Entre sonhos beatniks de liberdade em um mundo em que muitos sonham ao menos mínimo para alimentação. A defensoria aos oprimidos sob rótulos pejorativos de comunistas. Assim chamam. Preferem talvez os vagabundos que perambulam pelas cidades em busca do seu miserável sustento do que um governo estatizado e que realmente se preocupe com as pessoas mais vulnerabilizadas, o que se costuma - midiaticamente e governamentalmente - se lançar para baixo dos tapetes da república. Válido pensar que a vida da mulher para sobreviver nas ruas é imensamente mais complicada do que a do homem que pode caminhar pela beira dos trilhos em uma visão mais ameaçadora do que ameaçada. Válido pensar naqueles que tornaram-se inválidos para serviços braçais ou mesmo intelectuais com as sequelas de guerras, de conflitos ou mesmo do andar errante pelas ruas. É preciso que se garanta o básico, constitucionalmente.

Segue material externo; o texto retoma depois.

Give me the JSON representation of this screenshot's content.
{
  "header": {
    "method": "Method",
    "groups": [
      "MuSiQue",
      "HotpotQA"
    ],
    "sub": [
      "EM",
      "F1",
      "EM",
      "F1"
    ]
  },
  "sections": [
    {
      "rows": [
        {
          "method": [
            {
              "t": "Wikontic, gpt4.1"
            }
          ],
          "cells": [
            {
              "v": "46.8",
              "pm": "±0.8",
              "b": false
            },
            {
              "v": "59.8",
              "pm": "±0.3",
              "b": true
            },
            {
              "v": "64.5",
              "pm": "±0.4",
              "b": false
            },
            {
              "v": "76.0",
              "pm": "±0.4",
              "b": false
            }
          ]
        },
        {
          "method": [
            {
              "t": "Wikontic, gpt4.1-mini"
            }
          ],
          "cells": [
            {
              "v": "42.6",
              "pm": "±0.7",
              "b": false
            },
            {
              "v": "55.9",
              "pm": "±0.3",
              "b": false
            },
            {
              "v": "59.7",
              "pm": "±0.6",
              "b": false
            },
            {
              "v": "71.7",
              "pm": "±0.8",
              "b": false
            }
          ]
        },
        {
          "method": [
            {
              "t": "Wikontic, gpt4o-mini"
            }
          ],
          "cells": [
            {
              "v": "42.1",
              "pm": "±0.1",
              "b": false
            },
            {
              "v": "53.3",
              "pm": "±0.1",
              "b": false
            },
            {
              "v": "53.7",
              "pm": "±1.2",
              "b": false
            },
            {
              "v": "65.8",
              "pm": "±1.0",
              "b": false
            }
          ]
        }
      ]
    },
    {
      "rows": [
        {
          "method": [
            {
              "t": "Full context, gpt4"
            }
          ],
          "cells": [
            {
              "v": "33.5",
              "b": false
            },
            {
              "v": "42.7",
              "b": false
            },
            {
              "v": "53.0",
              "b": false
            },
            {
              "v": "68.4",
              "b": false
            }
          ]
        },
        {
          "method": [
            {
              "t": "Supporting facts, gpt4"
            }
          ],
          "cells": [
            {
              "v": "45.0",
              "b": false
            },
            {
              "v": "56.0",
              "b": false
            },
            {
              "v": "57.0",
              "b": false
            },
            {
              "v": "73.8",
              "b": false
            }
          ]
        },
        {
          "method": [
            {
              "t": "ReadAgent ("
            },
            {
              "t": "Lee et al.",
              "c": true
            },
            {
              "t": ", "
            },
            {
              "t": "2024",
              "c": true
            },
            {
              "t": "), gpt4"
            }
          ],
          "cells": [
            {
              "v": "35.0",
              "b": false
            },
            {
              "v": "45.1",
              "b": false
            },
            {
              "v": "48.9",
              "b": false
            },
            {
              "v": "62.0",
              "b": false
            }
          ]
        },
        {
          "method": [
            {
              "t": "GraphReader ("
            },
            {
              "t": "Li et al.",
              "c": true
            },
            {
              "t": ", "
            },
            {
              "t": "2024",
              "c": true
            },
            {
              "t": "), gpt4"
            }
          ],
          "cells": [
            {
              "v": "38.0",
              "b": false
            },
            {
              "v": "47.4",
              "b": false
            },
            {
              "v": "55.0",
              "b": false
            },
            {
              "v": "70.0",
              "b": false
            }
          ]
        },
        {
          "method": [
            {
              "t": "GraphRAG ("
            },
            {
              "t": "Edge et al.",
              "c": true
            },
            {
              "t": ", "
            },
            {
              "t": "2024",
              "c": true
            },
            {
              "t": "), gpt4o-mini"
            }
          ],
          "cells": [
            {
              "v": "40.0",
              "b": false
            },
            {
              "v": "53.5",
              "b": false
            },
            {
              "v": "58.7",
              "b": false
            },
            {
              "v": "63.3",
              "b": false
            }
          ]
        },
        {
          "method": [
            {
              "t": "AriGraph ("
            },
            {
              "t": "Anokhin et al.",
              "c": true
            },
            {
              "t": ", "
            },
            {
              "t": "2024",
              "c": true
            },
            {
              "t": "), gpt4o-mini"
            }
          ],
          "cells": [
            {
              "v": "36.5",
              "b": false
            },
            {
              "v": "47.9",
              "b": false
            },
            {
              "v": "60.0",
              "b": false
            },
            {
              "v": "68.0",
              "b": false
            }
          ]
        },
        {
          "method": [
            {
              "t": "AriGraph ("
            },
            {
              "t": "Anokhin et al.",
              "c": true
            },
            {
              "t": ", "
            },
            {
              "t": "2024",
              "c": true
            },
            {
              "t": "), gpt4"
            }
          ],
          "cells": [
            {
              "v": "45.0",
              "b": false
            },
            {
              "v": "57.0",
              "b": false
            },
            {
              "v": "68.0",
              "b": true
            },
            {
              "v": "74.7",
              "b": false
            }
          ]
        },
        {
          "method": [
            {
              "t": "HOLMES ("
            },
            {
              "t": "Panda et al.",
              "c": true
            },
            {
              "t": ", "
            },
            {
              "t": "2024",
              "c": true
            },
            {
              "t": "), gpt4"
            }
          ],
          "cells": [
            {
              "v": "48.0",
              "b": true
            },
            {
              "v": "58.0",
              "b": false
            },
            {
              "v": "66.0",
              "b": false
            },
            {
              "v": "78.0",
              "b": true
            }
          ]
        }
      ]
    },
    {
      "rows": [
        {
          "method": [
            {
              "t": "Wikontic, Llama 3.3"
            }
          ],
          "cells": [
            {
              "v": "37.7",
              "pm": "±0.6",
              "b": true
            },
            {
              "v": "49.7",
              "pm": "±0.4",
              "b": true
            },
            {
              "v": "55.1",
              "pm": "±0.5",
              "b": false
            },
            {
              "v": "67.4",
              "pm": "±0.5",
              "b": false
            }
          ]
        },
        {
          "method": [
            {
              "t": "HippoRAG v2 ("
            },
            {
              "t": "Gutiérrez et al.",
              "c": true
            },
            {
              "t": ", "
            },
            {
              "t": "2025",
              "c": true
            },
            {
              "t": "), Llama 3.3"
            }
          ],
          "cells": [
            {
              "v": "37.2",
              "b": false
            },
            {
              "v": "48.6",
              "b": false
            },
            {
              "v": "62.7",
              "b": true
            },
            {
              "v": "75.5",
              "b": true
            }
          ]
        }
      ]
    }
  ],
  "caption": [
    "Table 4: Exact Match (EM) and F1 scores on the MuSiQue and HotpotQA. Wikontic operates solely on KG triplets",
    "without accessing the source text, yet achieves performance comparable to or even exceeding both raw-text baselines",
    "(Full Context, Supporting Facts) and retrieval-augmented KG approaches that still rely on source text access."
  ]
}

Como pensar em sonhos libertados enquanto se retiram as casas das pessoas, enquanto o acesso à água e ao saneamento, itens básicos e indispensáveis para uma rotina mínima, ainda não são garantidos? Parei por essa linha de raciocínios entre o cérebro On The Road na companhia beat de Jack Kerouac - o descendente e admirador de franceses - e a impossibilidade brasileira de desfrutar do conforto minimizado que deveria ser preocupação e garantia federalizadas. O que dizer do auxílio emergencial para os desempregados e pessoas em vulnerabilidade, "benefício" assim chamado com disponibilidade por internet, por aplicativo? Quem mais precisa realmente tem como sacar essa proposta? Resoluções distantes. Fiquei em dúvida o que seria o B no meio do nome de Vanessa, mas não quero perturbá-la em perguntar.